Curator, Samantha Friedman: In 1922, O’Keeffe goes to York Beach in Maine and we get this very intense pair of pastels. These look so strange and mysterious. And then when you read her descriptions of this storm unfolding, they make perfect sense all of a sudden.
Actor (Georgia O’Keeffe): I began hurrying home—walking into a most wonderful purplish—gray yellow—gray pink storm cloud with lightning streaking through it. . . and the moon looking too foolish and yellow for words—in a patch of bright blue sky—just looking on at all this madness.
Conservator, Laura Neufeld: The sky looks like a bruise, it just looks so ominous and angry, and this churning, dark ocean are perfect for pastel where she could build up these solid, saturated colors. As we often see in her career, paper is what she uses when she’s visiting new places, because it’s portable, it’s faster, and that’s something that pastel affords her.
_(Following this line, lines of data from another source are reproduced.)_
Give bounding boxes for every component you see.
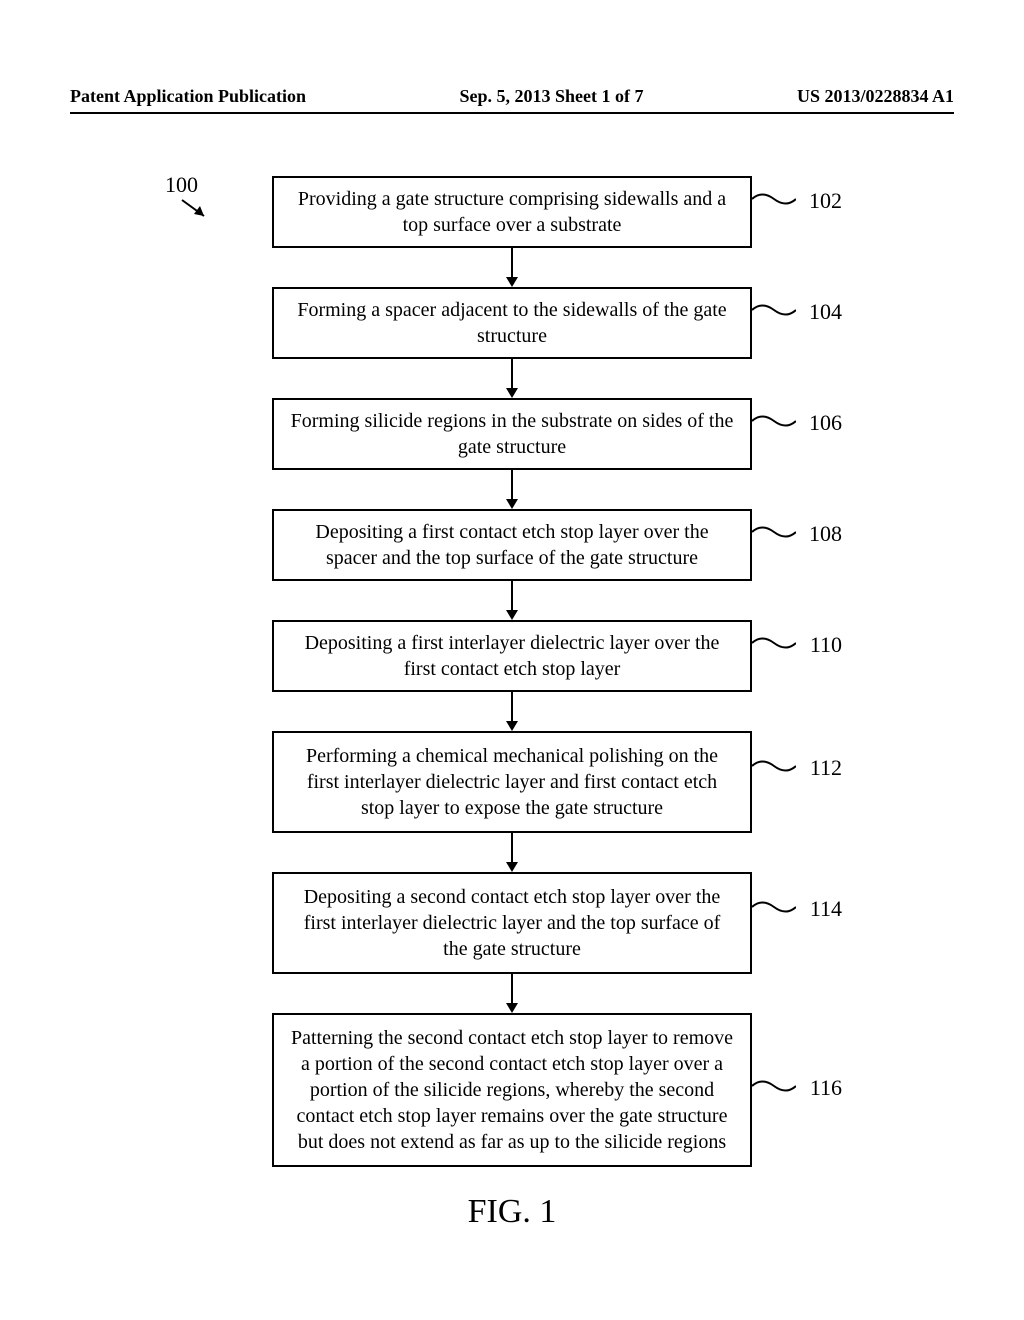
step-wrap: Providing a gate structure comprising si…	[272, 176, 752, 287]
step-number: 112	[810, 755, 842, 781]
step-wrap: Patterning the second contact etch stop …	[272, 1013, 752, 1167]
step-number: 108	[809, 521, 842, 547]
step-wrap: Forming a spacer adjacent to the sidewal…	[272, 287, 752, 398]
leader-curve-icon	[752, 1077, 796, 1095]
step-text: Forming a spacer adjacent to the sidewal…	[297, 299, 726, 347]
arrow-down-icon	[506, 581, 518, 620]
leader-curve-icon	[752, 523, 796, 541]
step-number: 102	[809, 188, 842, 214]
arrow-down-icon	[506, 359, 518, 398]
figure-label: FIG. 1	[468, 1193, 557, 1231]
step-number: 114	[810, 896, 842, 922]
step-wrap: Performing a chemical mechanical polishi…	[272, 731, 752, 872]
leader-curve-icon	[752, 898, 796, 916]
flowchart: Providing a gate structure comprising si…	[0, 176, 1024, 1231]
header-rule	[70, 112, 954, 114]
step-number: 106	[809, 410, 842, 436]
step-wrap: Forming silicide regions in the substrat…	[272, 398, 752, 509]
arrow-down-icon	[506, 974, 518, 1013]
step-box: Depositing a first interlayer dielectric…	[272, 620, 752, 692]
step-text: Patterning the second contact etch stop …	[291, 1027, 733, 1153]
step-wrap: Depositing a first contact etch stop lay…	[272, 509, 752, 620]
arrow-down-icon	[506, 248, 518, 287]
step-box: Depositing a first contact etch stop lay…	[272, 509, 752, 581]
step-text: Depositing a first contact etch stop lay…	[315, 521, 708, 569]
step-text: Depositing a first interlayer dielectric…	[305, 632, 720, 680]
arrow-down-icon	[506, 692, 518, 731]
page-header: Patent Application Publication Sep. 5, 2…	[0, 86, 1024, 107]
step-box: Forming a spacer adjacent to the sidewal…	[272, 287, 752, 359]
step-box: Depositing a second contact etch stop la…	[272, 872, 752, 974]
leader-curve-icon	[752, 301, 796, 319]
step-box: Forming silicide regions in the substrat…	[272, 398, 752, 470]
step-wrap: Depositing a second contact etch stop la…	[272, 872, 752, 1013]
leader-curve-icon	[752, 190, 796, 208]
leader-curve-icon	[752, 634, 796, 652]
step-text: Depositing a second contact etch stop la…	[304, 886, 721, 960]
header-left: Patent Application Publication	[70, 86, 306, 107]
step-text: Forming silicide regions in the substrat…	[291, 410, 734, 458]
header-right: US 2013/0228834 A1	[797, 86, 954, 107]
step-wrap: Depositing a first interlayer dielectric…	[272, 620, 752, 731]
arrow-down-icon	[506, 470, 518, 509]
step-number: 116	[810, 1075, 842, 1101]
step-box: Performing a chemical mechanical polishi…	[272, 731, 752, 833]
leader-curve-icon	[752, 412, 796, 430]
arrow-down-icon	[506, 833, 518, 872]
step-box: Providing a gate structure comprising si…	[272, 176, 752, 248]
step-text: Performing a chemical mechanical polishi…	[306, 745, 718, 819]
step-number: 110	[810, 632, 842, 658]
step-text: Providing a gate structure comprising si…	[298, 188, 726, 236]
leader-curve-icon	[752, 757, 796, 775]
step-number: 104	[809, 299, 842, 325]
header-center: Sep. 5, 2013 Sheet 1 of 7	[460, 86, 644, 107]
step-box: Patterning the second contact etch stop …	[272, 1013, 752, 1167]
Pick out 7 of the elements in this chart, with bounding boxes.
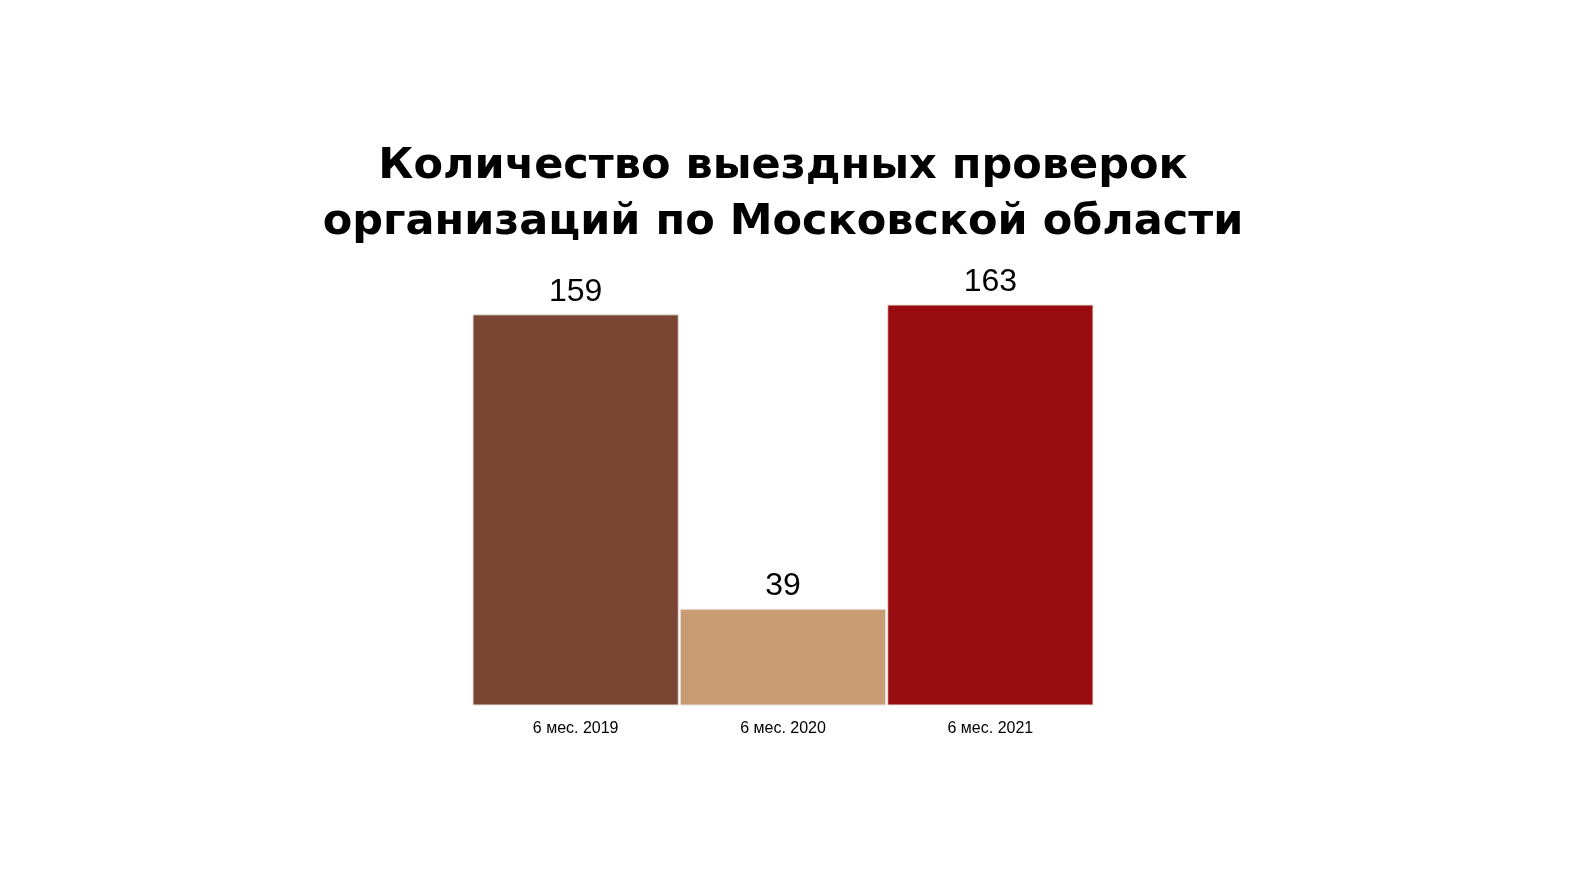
data-label: 159 xyxy=(548,271,603,308)
chart-title: Количество выездных проверок организаций по Московской области xyxy=(322,138,1244,244)
x-tick-label: 6 мес. 2021 xyxy=(947,718,1034,736)
data-label: 163 xyxy=(963,262,1018,298)
data-label: 39 xyxy=(765,566,801,603)
x-tick-label: 6 мес. 2020 xyxy=(740,718,826,736)
x-tick-label: 6 мес. 2019 xyxy=(532,718,619,736)
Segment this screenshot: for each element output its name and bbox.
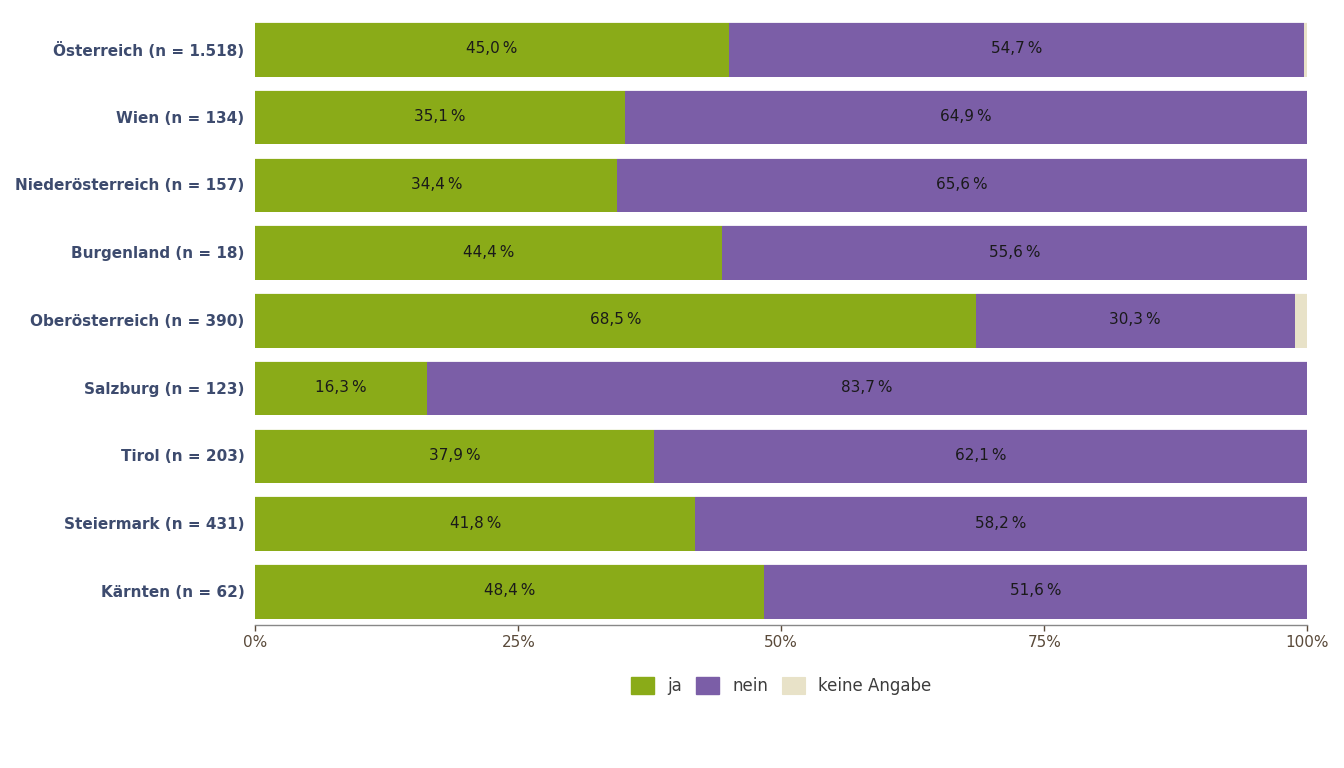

Samantha Friedman: We often think about her forms as organic or soft and here we get these harsh angles. Unlike other pastels, where she really smoothly modulates the transitions between one color and another, here she’s leaving certain moments unblended, where you get an almost dissonant transition between one color and the next.
Laura Neufeld: These works are so vigorous and expressive and moody and dynamic, I think you feel her excitement and awe and terror at this storm.